Geldim dedi, geldim işte!


1

Bordo üzerine mavi puanlı çoraplarını, adamın gri, desensiz çoraplarının yanına asarken çimlere yansıyan gölgeyi fark edince gözü daldı. "Gölgelerimiz hep bizden uzağa düşer, kimi zaman küçük gösterir bizi bize, kimi zaman haddinden büyük." diye düşünürken "Ama hepsi aynı renktedir gölgelerin; karanlık. Renklerin ve boyutların gücünün kaybolduğu kara bir yansıma." dedi. 

Sonra durup kendi kendine güldü, sabahın bu saatinde ne işin var gölgeler ve asıllarla diye kendine söylendi. Asıl, gözün daldı, gelecek var, onu düşün. Bak kocakarıların öngörülerinden türeyen bir gerçek daha, "Çocuklar yolda" diye mırıldanırken güldü. Küçükken belletildiği gibi titizlikle yıkadığı, iyice sıkıp silkerek, hepsi aynı yöne bakacak şekilde burunlarından astığı çorapları düzeltti. "Git biraz uyu da kafan yerine gelsin kadın" dedi kendi kendine. 

Her yıl bu vakitlerde tuttukları eve ancak sabaha karşı gelmişlerdi.

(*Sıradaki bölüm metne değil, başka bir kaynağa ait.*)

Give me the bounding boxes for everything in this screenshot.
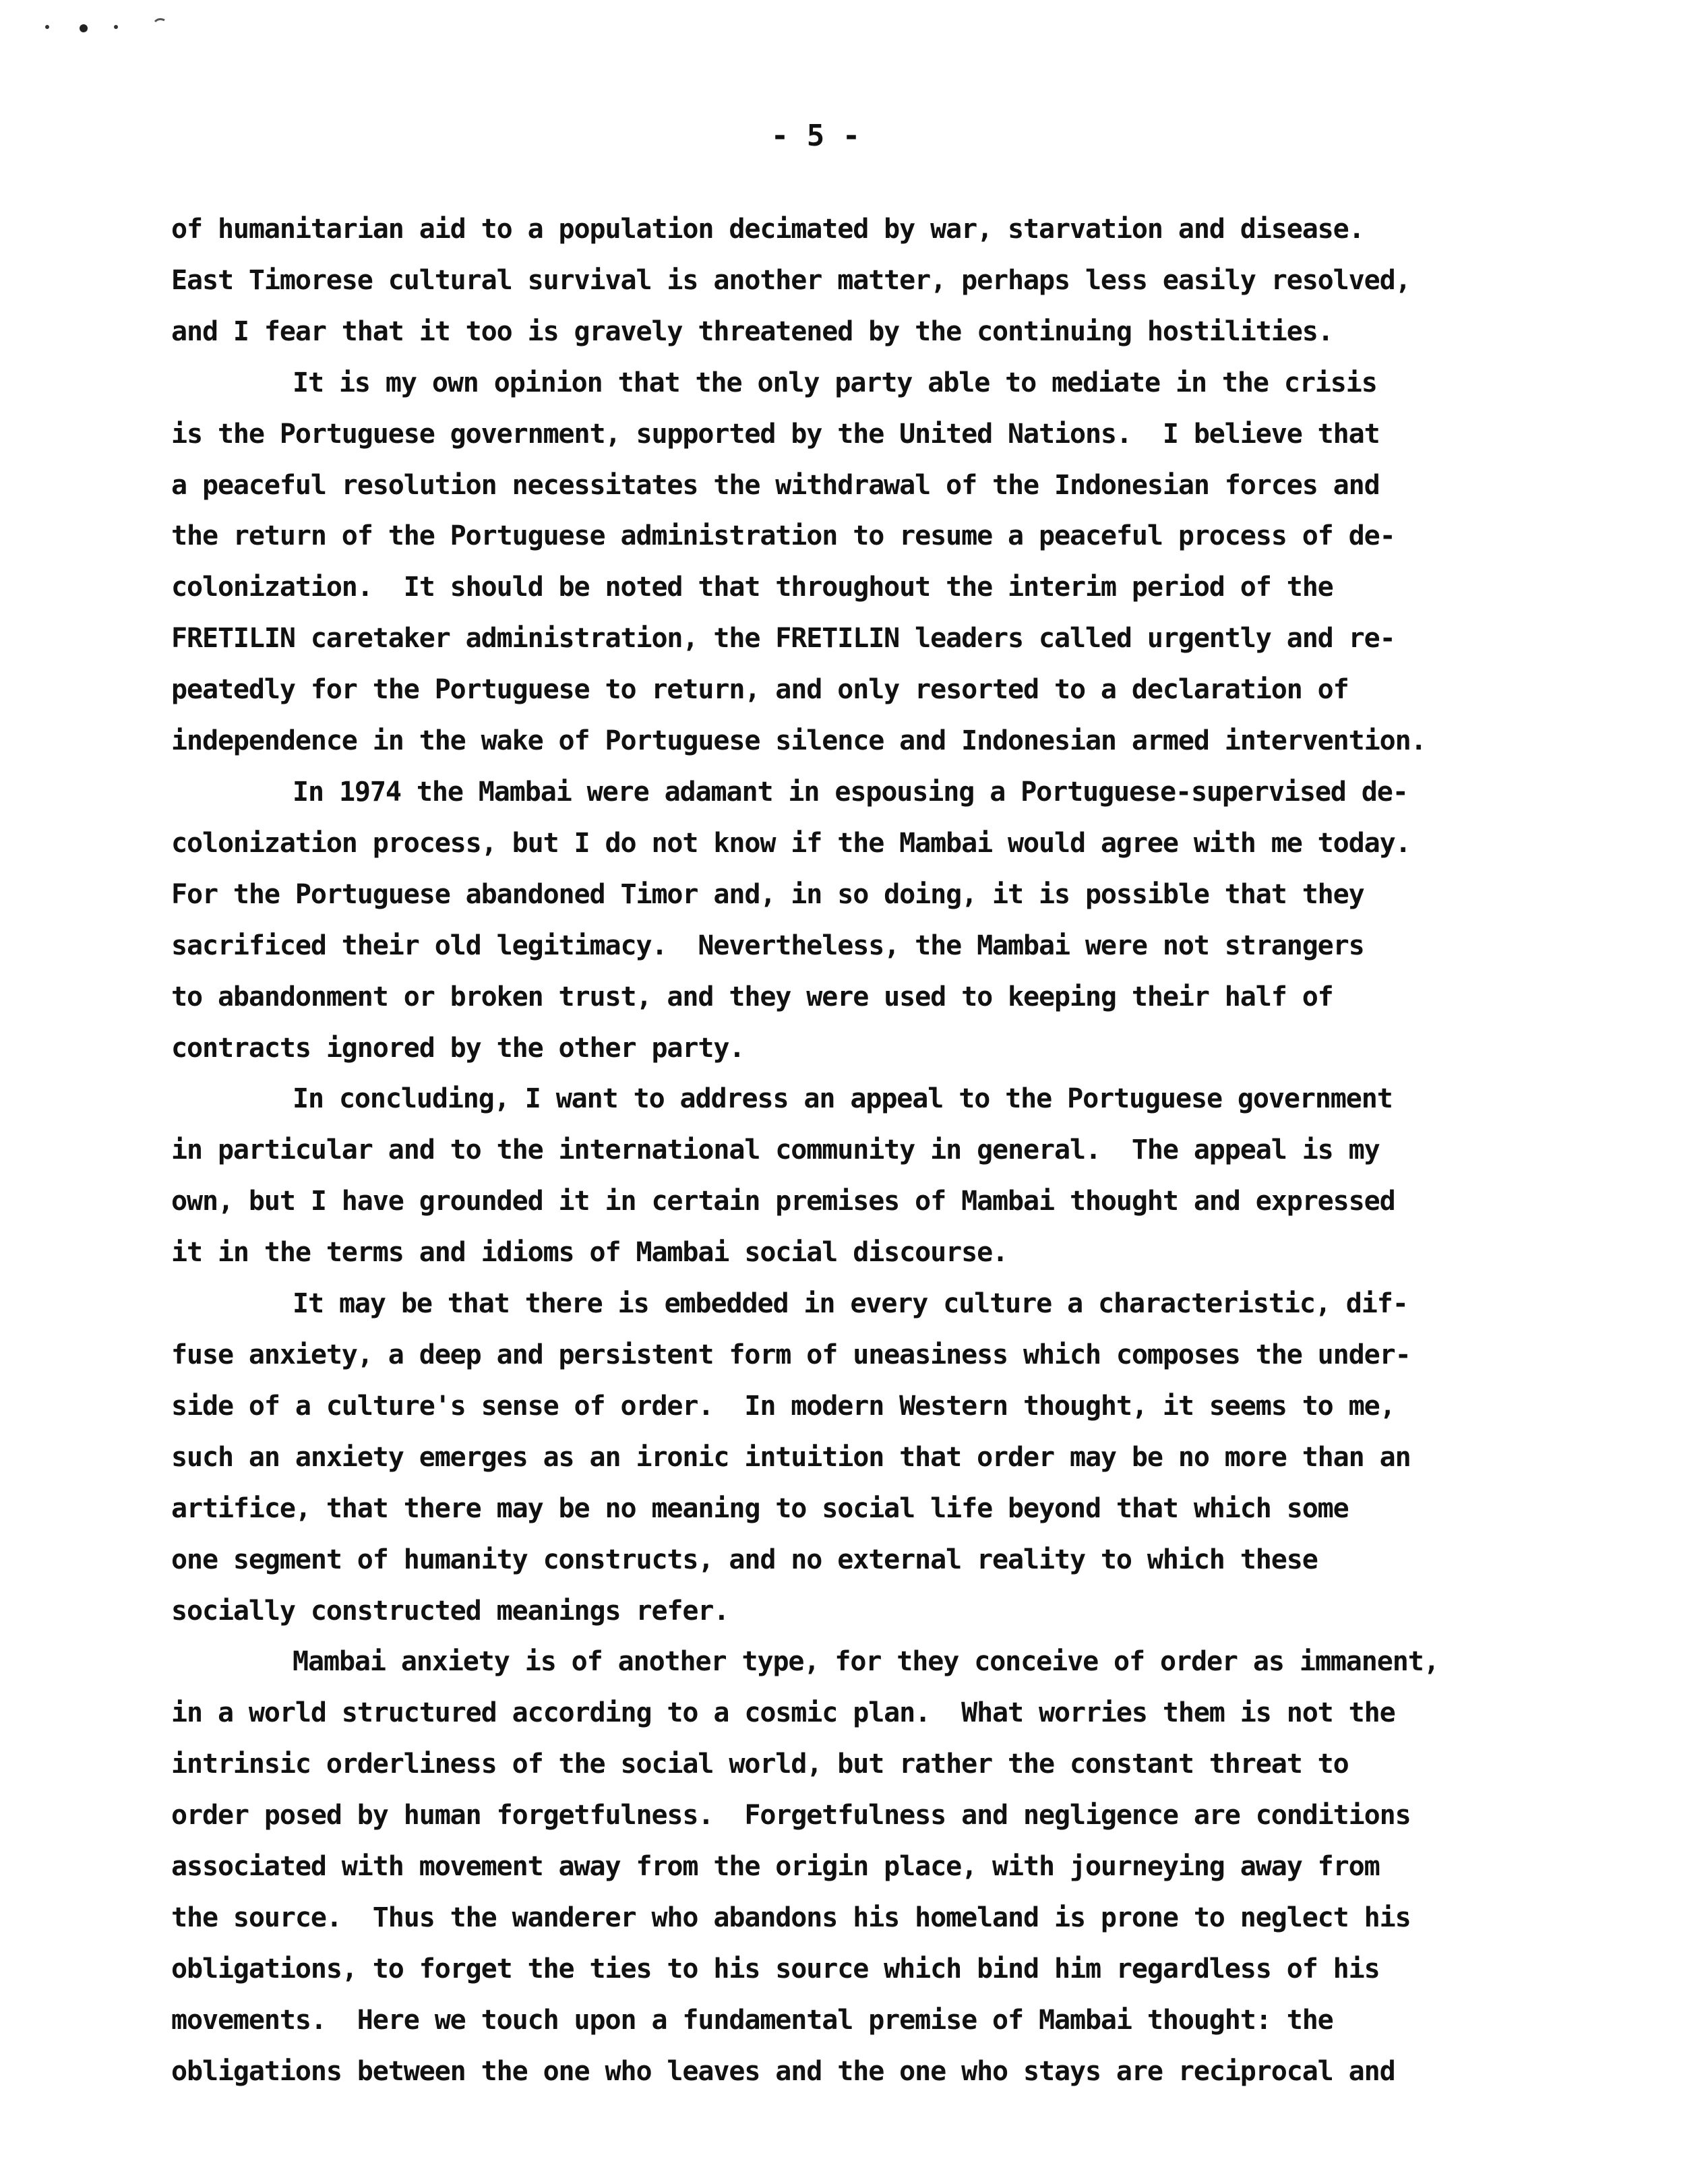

Havalar birden değişmiş, yaz, yerini geceleri ürperten hoş bir serinliğe bırakmıştı. Ama hala sonbaharın ilk günlerindeydi ve gündüzler ılık geçtiğinden denizin keyfini sürmek mümkündü. İzin gününden harcamamak için gece yola çıkmışlar, sağanağa yakalanınca  yolculuk uzamıştı. Araçtan sadece bavullarını alıp eve koşmuşlardı ama bahçe büyüktü ve sırılsıklam olmuşlardı. Gece yolculuğunun verdiği gerginlikle yorgunluk tüm hücrelerine yayılan adamın yine huysuzluğu üzerinde idi. Oraya buraya söyleniyor, kapıyla koltukla kavga ediyordu. Kadının kendisine neden cevap vermediğini merak edip arkasını dönünce üzerindekileri çıkarmasını beklediğini gördü. Huzurlarının tek kaynağı suskunluğu ödüllendirmek için "Üç gün tatile geldik, bir de hastalanmayalım şimdi, sen de değiştir üstünü, iyi ıslandık," dedi. “Hep ıslaktık” diye içinden geçirdi kadın. Elindekileri kış bahçesindeki sandalyelerin üzerine serdi. Çoraplar çok ıslak olunca kokmasınlar diyerek hemen elinde bir kaç kez sabunlayıp bahçeye astı. 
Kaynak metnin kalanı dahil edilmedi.